Qu'est-ce que le manque d'appétit et quand doit-on s'en inquiéter ?
Le manque d'appétit (anorexie médicale) désigne une réduction durable de l'envie de manger impactant les apports nutritionnels. Les signaux qui imposent une consultation médicale :
- Perte de poids involontaire de plus de 5 % du poids en 1 mois ou 10 % en 6 mois — critère de dénutrition selon la HAS.
- Manque d'appétit persistant de plus de 2 semaines sans cause évidente.
- Signes associés : fatigue intense, jaunisse, douleurs abdominales, modification du transit, fièvre prolongée.
- Contexte particulier : prise de médicaments anorexigènes (opiacés, chimiothérapie, certains antibiotiques), pathologie cancéreuse connue, insuffisance d'organe.
Quelles maladies peuvent causer un manque d'appétit ?
Le manque d'appétit est un symptôme non spécifique pouvant révéler une pathologie sous-jacente :
- Pathologie thyroïdienne : l'hypothyroïdie réduit le métabolisme et l'appétit ; l'hyperthyroïdie peut paradoxalement aussi réduire l'appétit chez les sujets âgés.
- Insuffisance rénale chronique : accumulation d'urémie provoquant nausées et anorexie.
- Pathologies hépatiques : hépatite virale, cirrhose, cancer du foie.
- Cancers : le TNF-α et les cytokines pro-inflammatoires libérés par les tumeurs induisent directement l'anorexie (syndrome de cachexie tumorale).
- Dépression : le manque de dopamine et de sérotonine réduit la motivation et le plaisir alimentaire.
- Infections chroniques : tuberculose, VIH — l'inflammation systémique via l'IL-6 et le TNF-α inhibe l'appétit.
Quelles carences nutritionnelles réduisent l'appétit ?
Plusieurs déficits créent un cercle vicieux carence → anorexie → aggravation de la carence :
- Le zinc (cofacteur des enzymes gustatives) : sa carence altère l'olfaction et la gustation. La correction (10 à 25 mg/jour d'zinc) restaure le plaisir alimentaire en 4 à 8 semaines.

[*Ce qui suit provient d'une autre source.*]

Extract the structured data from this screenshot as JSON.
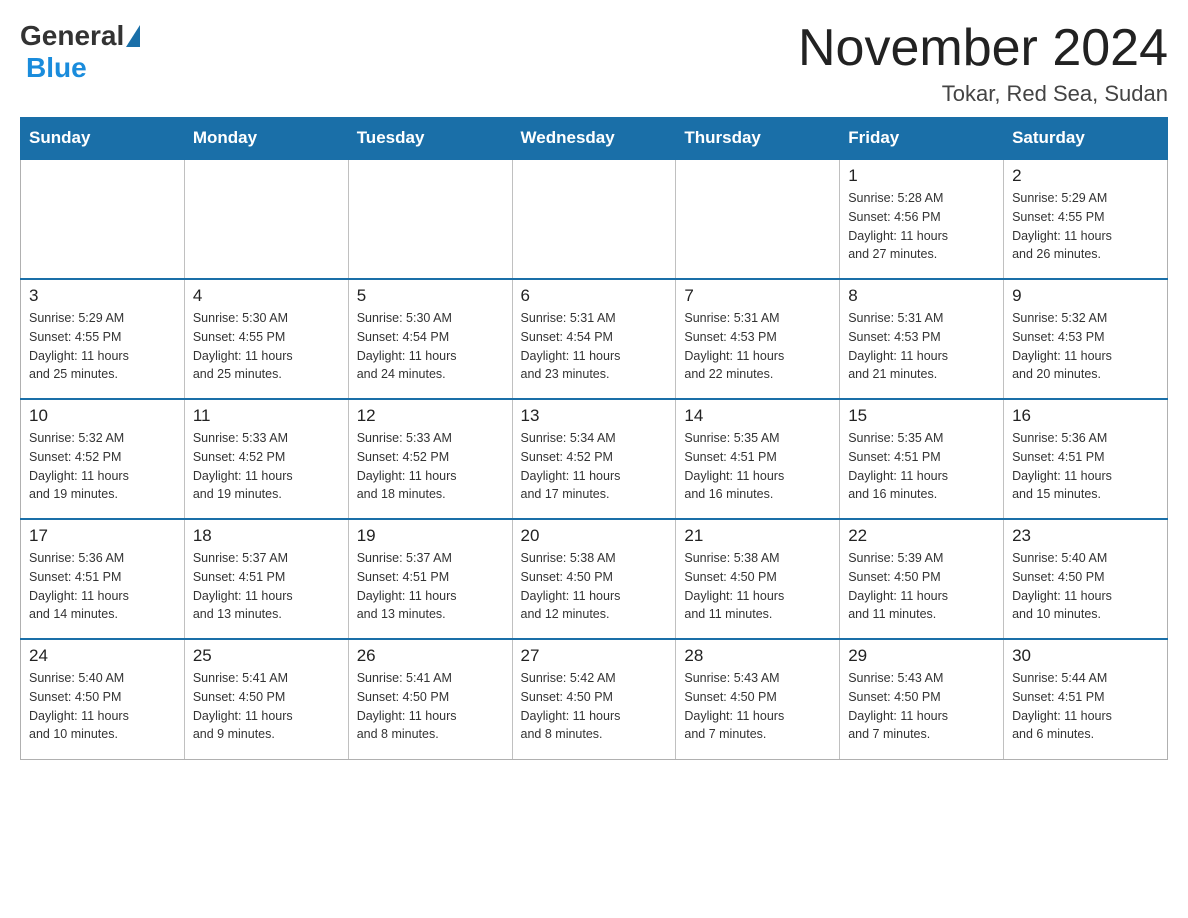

- La vitamine B12 : sa carence provoque une fatigue profonde, une glossite atrophique et un dégoût alimentaire. Fréquente chez les végétaliens, les personnes âgées et les patients sous metformine.
- Le magnésium : sa carence génère des nausées et une anorexie, fréquente sous IPP, diurétiques et chimiothérapie.
Comment la gentiane et les plantes amères stimulent-elles l'appétit ?
La gentiane (Gentiana lutea) est la plante orexigène la mieux documentée de la phytothérapie européenne. Ses iridoïdes (gentiopicroside, amarogentine — les substances les plus amères connues) stimulent les récepteurs TAS2R de la muqueuse gastrique et déclenchent réflexivement la sécrétion d'acide chlorhydrique, de pepsine et de bile. Cette sécrétion préalable de sucs digestifs crée une "faim mécanique" qui stimule la prise alimentaire. Le fenugrec et l'angélique disposent également de données phytothérapeutiques. La gentiane est contre-indiquée en cas d'ulcère gastroduodénal actif.
Comment améliorer l'appétit en convalescence ou sous traitement ?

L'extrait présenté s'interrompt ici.